GWAS
GWAS.Rmd
Simple association analysis
In this artcle we are going to cover the use and theory of GWAS. GWAS, which stands for genome-wide association studies, is a method used for, as the name implies, association studies. Meaning that based on large quantities of genetic data we would like to know which places on the genome that have an influence on having the the given sickness or trait.
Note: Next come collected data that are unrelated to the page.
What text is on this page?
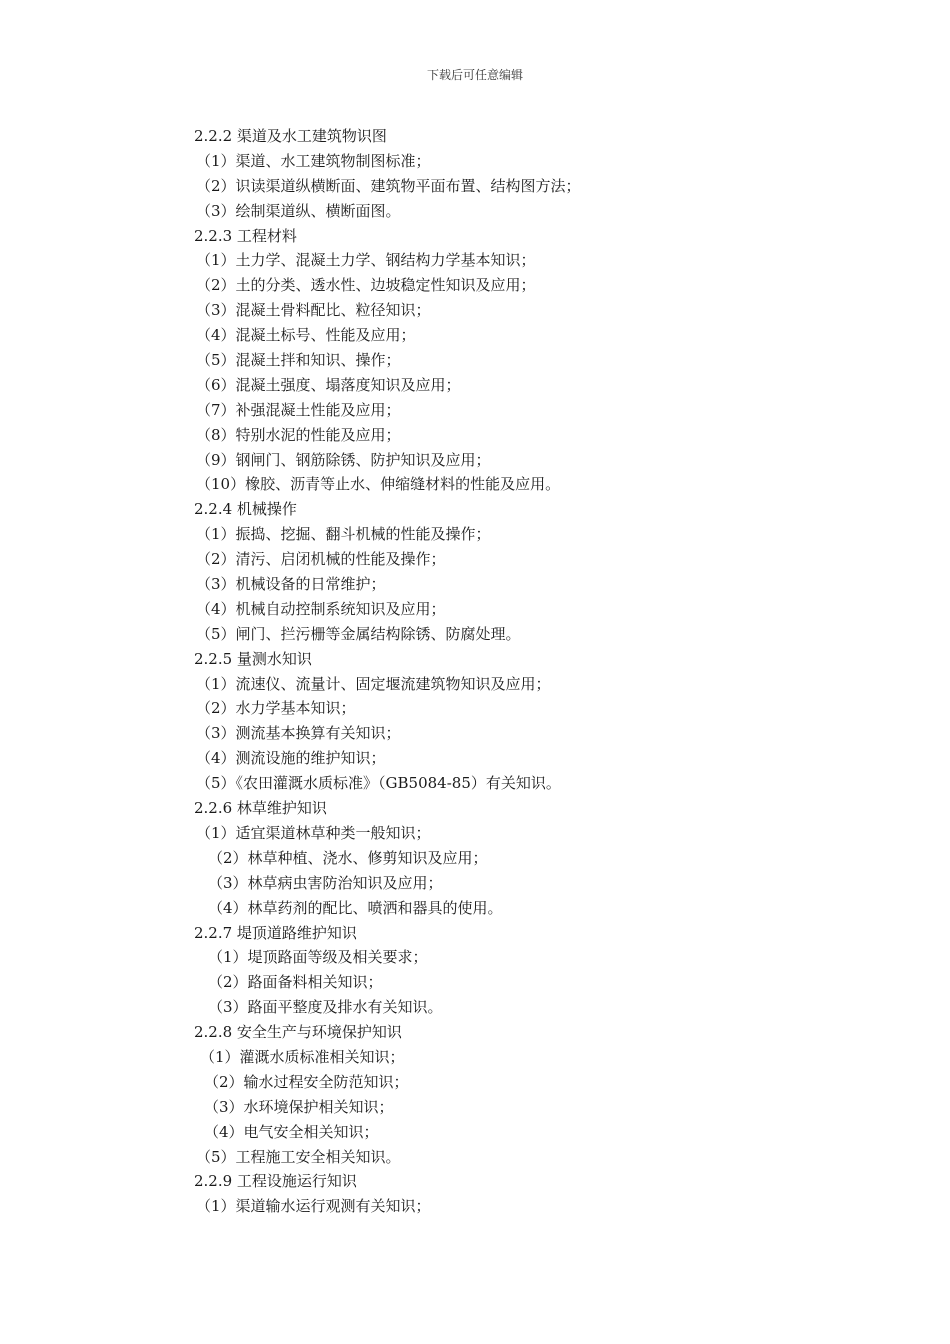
下载后可任意编辑
2.2.2 渠道及水工建筑物识图
（1）渠道、水工建筑物制图标准；
（2）识读渠道纵横断面、建筑物平面布置、结构图方法；
（3）绘制渠道纵、横断面图。
2.2.3 工程材料
（1）土力学、混凝土力学、钢结构力学基本知识；
（2）土的分类、透水性、边坡稳定性知识及应用；
（3）混凝土骨料配比、粒径知识；
（4）混凝土标号、性能及应用；
（5）混凝土拌和知识、操作；
（6）混凝土强度、塌落度知识及应用；
（7）补强混凝土性能及应用；
（8）特别水泥的性能及应用；
（9）钢闸门、钢筋除锈、防护知识及应用；
（10）橡胶、沥青等止水、伸缩缝材料的性能及应用。
2.2.4 机械操作
（1）振捣、挖掘、翻斗机械的性能及操作；
（2）清污、启闭机械的性能及操作；
（3）机械设备的日常维护；
（4）机械自动控制系统知识及应用；
（5）闸门、拦污栅等金属结构除锈、防腐处理。
2.2.5 量测水知识
（1）流速仪、流量计、固定堰流建筑物知识及应用；
（2）水力学基本知识；
（3）测流基本换算有关知识；
（4）测流设施的维护知识；
（5）《农田灌溉水质标准》（GB5084-85）有关知识。
2.2.6 林草维护知识
（1）适宜渠道林草种类一般知识；
（2）林草种植、浇水、修剪知识及应用；
（3）林草病虫害防治知识及应用；
（4）林草药剂的配比、喷洒和器具的使用。
2.2.7 堤顶道路维护知识
（1）堤顶路面等级及相关要求；
（2）路面备料相关知识；
（3）路面平整度及排水有关知识。
2.2.8 安全生产与环境保护知识
（1）灌溉水质标准相关知识；
（2）输水过程安全防范知识；
（3）水环境保护相关知识；
（4）电气安全相关知识；
（5）工程施工安全相关知识。
2.2.9 工程设施运行知识
（1）渠道输水运行观测有关知识；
GWAS is in simple terms a linear regression for each column, that tries to estimate the casual effect of having a mutation on the given location. GWAS can therefore be written as the linear regression:
\[
y_i \sim \mathcal{N}(x_{ij}\beta_j, \;\sigma^2), \quad \text{for } \;i =
1,\ldots,N
\] Where \(y_i\) denotes the
phenotypes of the i\(^{th}\) subject.
\(y_i\) will be one if the subject has
the sickness/trait and zero if not. \(x_{ij}\) is the SNP at place j for the
i\(^{th}\) subject. If generated by the
?gen_sim
function, this value corresponds to an entry in
G.
GWAS using logistic regression
By default the function ?GWAS
will use a linear
regression. But since \(y\) is a binary
variable binary choice models can be used. One is the logistic
regression which uses the logit function as its activation function to
transform the linear regression into a probability curve. This model is
also implemented in our GWAS function and can be accessed by setting
logreg = TRUE
.
Using GWAS
In the following tutorial a file is used which have been generated
using the method described in vignette("Simulation")
. First
we load the data. We have simulated \(10^4\times10^4\) datapoints using
fam=FALSE
. The family structure is unimportant since we are
only using the trait of the subject.
genetic_data = snp_attach('genetic_data.rds')
G=genetic_data$genotypes
y = genetic_data$fam %>% select('pheno_0')
beta = genetic_data$map$beta
Now we estimate the casual effect of each SNP.
gwas_summary = GWAS(G=G, y=y[[1]], p=5e-6, logreg = FALSE, ncores=3)
knitr::kable(gwas_summary[1:10,], digits = 2, align = "c")
estim | std.err | score | p_vals | causal_estimate |
---|---|---|---|---|
-0.01 | 0.00 | -1.35 | 0.18 | 0 |
-0.01 | 0.00 | -1.89 | 0.06 | 0 |
-0.01 | 0.01 | -1.31 | 0.19 | 0 |
0.00 | 0.00 | -0.67 | 0.50 | 0 |
0.00 | 0.00 | -1.14 | 0.25 | 0 |
0.01 | 0.01 | 0.59 | 0.55 | 0 |
0.00 | 0.00 | 0.88 | 0.38 | 0 |
0.00 | 0.00 | -0.25 | 0.80 | 0 |
0.01 | 0.00 | 1.55 | 0.12 | 0 |
0.00 | 0.00 | -0.03 | 0.97 | 0 |
We are using bonferronni correction, and since we have \(10^4\) indiviuals we will use \(p = 5\cdot 10^{-6}\).
Perfomance
To illustrate the performance of GWAS a dataset of \(10^5\times10^5\) datapoints is used. The first plot shown below is a manhattan plot. The plot illustrates how well the analysis is to differentiate between casual and non causal snp. Two horizontal lines have been drawn illustrating the thresholds for the p-value.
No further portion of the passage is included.